One of the few books I’ve finished since my baby was born last month. I adored this! I just love Sarah Moss, she is such a brilliant writer and embodies many different characters so well.
One of my favourite things about Moss’s writing is her ability to set a detailed scene. Each of her books is embedded in my brain with such a vivid sense of place, this being no different.
Summerwater is set in a Scotland holiday park and each chapter is told with a new voice, from one of the many families saying in the park, while it rains endlessly on the longest day of summer. Moss does an incredible job of weaving the natural world into that of the characters and what she creates is just all-encompassing – a wonderful rumination on life. I particularly love Moss for her painfully perfect observations of motherhood, which she does wonderfully here.
I recommend this to those who love a literary book with dense character studies, and lots of detail.
“Parenting is savage – there is no other activity on earth you could get up to do four times a night for two years and at the end of it be merely in the running for mediocre”
There’s nothing I love more than whim reading a book I barely know anything about, have seen zero reviews for, and finding that I absolutely adore it. This book happens to be one of those delights.
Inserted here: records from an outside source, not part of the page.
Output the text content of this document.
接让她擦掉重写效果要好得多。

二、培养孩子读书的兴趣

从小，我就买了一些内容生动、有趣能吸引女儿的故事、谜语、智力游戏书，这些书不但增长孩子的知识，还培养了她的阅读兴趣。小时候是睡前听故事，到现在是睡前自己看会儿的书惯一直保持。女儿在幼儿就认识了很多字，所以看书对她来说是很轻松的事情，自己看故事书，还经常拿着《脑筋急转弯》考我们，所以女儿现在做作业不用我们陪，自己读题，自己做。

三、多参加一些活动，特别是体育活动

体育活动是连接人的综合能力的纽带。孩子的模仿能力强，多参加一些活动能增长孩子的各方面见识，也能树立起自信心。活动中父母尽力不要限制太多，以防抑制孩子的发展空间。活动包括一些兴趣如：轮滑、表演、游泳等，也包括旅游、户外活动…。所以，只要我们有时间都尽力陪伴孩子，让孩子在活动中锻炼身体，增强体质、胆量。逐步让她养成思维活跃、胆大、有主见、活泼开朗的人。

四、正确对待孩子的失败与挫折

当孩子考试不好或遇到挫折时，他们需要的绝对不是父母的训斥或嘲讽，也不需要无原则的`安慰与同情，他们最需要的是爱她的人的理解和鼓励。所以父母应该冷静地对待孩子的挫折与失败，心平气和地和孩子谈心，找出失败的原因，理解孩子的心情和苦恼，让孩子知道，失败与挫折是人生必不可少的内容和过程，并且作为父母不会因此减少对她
Set in the colourful streets of Tokyo, Fault Lines is an impressive debut tackling motherhood, marriage and identity. Our protagonist, Mizuki, is a Japanese housewife drowning in the enormity of parenthood & the mental load, caring for her two children with a practically absent husband. She isn’t coping, and no one is supporting her (a painfully familiar storyline – this is so many of us).
We follow Mizukis journey to finding autonomy & release in her life, and what becomes is an incredibly captivating story and portrait of a woman finding some sense of identity and ‘self’.
For anyone who relates to the loss of identity throughout motherhood, the strain it can have on a marriage, and anyone who enjoys Japanese culture.
Sammie is ‘a mother on the brink’ – this is a pull quote from the front cover of the book and I honestly couldn’t find a better way to describe her. She’s the birth mother of her son, Samson (named after her, no less) and she has an uncomfortably fraught relationship with him. Sammies Wife, Monika, works a lot and doesn’t do much in the way of housework, parenting or the mental load – so the weight of it falls on Sammie, and it’s truly taking its toll.
This is a skilfully written book about the grittiness of motherhood, the messiness of family dynamics (children open a whole new portal when it comes to relationships), and the unraveling of a queer marriage. The prose is incredibly well crafted, and the story, while it starts off with a bang and seemingly plot heavy, eventually becomes a character study of a mother.
We’re living in the head of our protagonist which can get quite dark and dreary, though I grew to feel super compassionate toward her, this flawed middle-aged mother who is absolutely struggling and ‘on the brink’. Each new chapter is framed with a short vignette about a side character within the story, which I found kept it interesting and worked well as a palate cleanser.
Overall, this is a wild and wacky ride and the perfect new release to get your hands on for pride month.